Some women don’t like flowers. My wife is one of them. She’d rather I spend my money on things that last––actually scratch that: she’d rather I not spend any money. I’ve accepted the no-flowers rule because I’m not a fan of them either. A flower shop smells like a funeral home, and that reminds me of dead things, and frankly, I’m not into dead things or zombies.
Back when we were dating, I did entice my wife, who I’ve been with for twenty years this year, with a single sunflower. She thought that was original, but not as original as the comment that I made about her big feet on the day we first met. Yes, I know. You’re probably saying to yourself, what a dope. But let me set the scene. I saw her sitting at a table––legs crossed, one leg bouncing off the other. I said, “You have the biggest feet that I’ve ever seen…I love them.” Her response: “I’m gonna marry you.” So needless to say, I’m grateful that she was true to her word and has kept me around so long. After our first date, I knew I was with someone special. I did one of those one-arm fist pumps like I was Ray Bourque scoring the winning goal for the Boston Bruins. F.Y.I: hockey players invented the fist-pump, not them Jersey Shore kids.
You know what I find truly amazing about my wife: The way she shops. She has a Masters Degree in Shopping––not really, but maybe a college should take a hint and start one. My wife has this Twitter handle @eatshoplivebos. Yes, she does all of those things in Boston, but let’s analyze that second word: shop. If you have a woman like my woman, it will be quite evident if you watch them shop. Do it––just take her to the mall or to one of her favorite stores.
Generally speaking, you won’t see her beeline to the ‘just arrived’ rack in the store, rather a frugal consumer, scratch that––a bargain shopper like my wife dives right into the clearance rack. She’ll whip those hangers around feverishly side to side like she was a lioness attacking a zebra on the Serengeti until she has sifted through the entire rack (please note: no animals were harmed during the writing of this essay).
To get the title of Ms. Bargainess (I actually just made that up) took years of practice. The skills were earned like patches on a Girl Scouts sash by watching her mother Thelma shop at the now defunct Filene’s Basement. Do you want to see a bargain shopper’s eyes light up? Show them a hundred and twenty dollar dress marked down five times to the new low price of nineteen ninety nine. They leave the store like they just robbed it!
Us men, we have no clue what we’re doing in department stores. We buy labels––name brands and what our eyes are drawn to, rather than price.
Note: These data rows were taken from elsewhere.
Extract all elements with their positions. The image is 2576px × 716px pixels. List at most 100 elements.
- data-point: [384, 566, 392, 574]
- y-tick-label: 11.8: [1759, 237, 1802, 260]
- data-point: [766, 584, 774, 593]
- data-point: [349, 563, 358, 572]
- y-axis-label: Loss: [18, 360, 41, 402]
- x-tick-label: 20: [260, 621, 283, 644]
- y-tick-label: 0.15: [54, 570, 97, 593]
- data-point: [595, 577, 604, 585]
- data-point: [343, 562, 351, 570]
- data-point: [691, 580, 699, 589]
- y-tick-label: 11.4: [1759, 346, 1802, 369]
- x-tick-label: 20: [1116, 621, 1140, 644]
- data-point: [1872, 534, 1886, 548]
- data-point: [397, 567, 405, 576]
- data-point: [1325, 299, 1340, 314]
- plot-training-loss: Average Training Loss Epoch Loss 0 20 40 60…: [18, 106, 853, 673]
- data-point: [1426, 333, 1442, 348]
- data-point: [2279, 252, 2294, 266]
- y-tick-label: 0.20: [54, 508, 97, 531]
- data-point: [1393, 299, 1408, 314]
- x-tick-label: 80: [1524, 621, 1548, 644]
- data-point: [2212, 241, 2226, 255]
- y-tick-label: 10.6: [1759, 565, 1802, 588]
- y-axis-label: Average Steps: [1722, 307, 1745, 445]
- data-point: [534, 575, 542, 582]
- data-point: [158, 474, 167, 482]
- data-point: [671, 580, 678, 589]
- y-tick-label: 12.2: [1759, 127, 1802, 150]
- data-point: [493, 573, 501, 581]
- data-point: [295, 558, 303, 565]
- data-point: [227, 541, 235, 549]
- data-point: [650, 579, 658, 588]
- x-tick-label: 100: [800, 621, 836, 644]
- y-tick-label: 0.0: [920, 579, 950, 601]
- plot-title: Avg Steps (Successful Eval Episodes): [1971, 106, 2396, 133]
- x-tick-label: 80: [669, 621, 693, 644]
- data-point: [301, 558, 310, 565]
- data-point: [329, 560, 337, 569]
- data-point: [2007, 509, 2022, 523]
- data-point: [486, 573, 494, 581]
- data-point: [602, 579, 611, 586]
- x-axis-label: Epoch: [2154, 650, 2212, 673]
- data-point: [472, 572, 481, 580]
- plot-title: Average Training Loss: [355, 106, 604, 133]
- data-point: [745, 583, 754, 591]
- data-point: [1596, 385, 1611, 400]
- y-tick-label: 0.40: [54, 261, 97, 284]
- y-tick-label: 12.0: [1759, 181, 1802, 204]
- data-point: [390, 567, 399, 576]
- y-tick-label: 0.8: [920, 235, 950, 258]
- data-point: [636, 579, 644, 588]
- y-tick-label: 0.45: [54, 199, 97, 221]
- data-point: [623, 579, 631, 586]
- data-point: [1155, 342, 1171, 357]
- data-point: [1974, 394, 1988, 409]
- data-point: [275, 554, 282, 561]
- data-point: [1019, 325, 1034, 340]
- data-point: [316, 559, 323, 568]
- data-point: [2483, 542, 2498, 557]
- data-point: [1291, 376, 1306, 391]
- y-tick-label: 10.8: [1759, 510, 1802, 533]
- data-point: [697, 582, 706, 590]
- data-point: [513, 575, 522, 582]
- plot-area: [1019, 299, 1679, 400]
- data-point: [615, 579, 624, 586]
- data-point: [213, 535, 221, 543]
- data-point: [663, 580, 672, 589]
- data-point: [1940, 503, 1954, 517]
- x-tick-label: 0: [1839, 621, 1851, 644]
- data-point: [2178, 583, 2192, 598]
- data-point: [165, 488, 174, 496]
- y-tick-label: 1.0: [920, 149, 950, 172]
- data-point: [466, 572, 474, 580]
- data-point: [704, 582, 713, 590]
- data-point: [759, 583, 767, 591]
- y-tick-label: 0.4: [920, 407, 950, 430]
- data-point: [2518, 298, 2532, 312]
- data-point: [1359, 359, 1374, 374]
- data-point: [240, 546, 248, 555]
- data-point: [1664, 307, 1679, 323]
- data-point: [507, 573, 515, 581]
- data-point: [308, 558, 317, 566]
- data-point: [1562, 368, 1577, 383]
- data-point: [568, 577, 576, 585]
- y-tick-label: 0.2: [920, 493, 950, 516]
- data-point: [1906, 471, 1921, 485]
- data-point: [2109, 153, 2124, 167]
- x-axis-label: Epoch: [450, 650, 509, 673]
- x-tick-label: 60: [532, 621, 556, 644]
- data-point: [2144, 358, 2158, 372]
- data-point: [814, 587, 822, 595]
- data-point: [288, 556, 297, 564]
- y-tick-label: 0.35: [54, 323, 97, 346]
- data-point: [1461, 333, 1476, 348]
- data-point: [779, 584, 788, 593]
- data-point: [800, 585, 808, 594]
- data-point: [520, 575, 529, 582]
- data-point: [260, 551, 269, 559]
If it fits, that’s a bonus because not everything fits in my world. That’s because my body type just won’t fit into skinny jeans or athletic fit shirts that designers are so eager to pump out to their consumers. I’m one of those average males who exercises occasionally and eats whatever I want––frankly, I don’t have a shut off valve. I’m certain that there’s a lot of ‘my’ type out there, however, this story isn’t about me.
When we’re at a store together, my wife’s adamant that we go our separate ways. “J, you’re not going to follow me around like a little puppy dog. If you’re going to do that, then you shoulda just stayed at home.” It gets even better when she addresses me like she’s a boxing trainer. “Honey, you need to poke around. Move your feet and check out the racks. If you’re tired, go sit in that chair in the corner. I’ll come over and get you when I’m ready to leave. If you’re too tired to shop, go out in the car and take a nap.” Have you ever seen a person leave a store with a bag full of merchandise, hop up on the bumper of their SUV, throw their hands up in the air in victory and shout, “Adrian!” You haven’t? Neither have I, but I bet it would make for a good movie, maybe something like Rocky XVIII: the Nordstrom Rack experiment.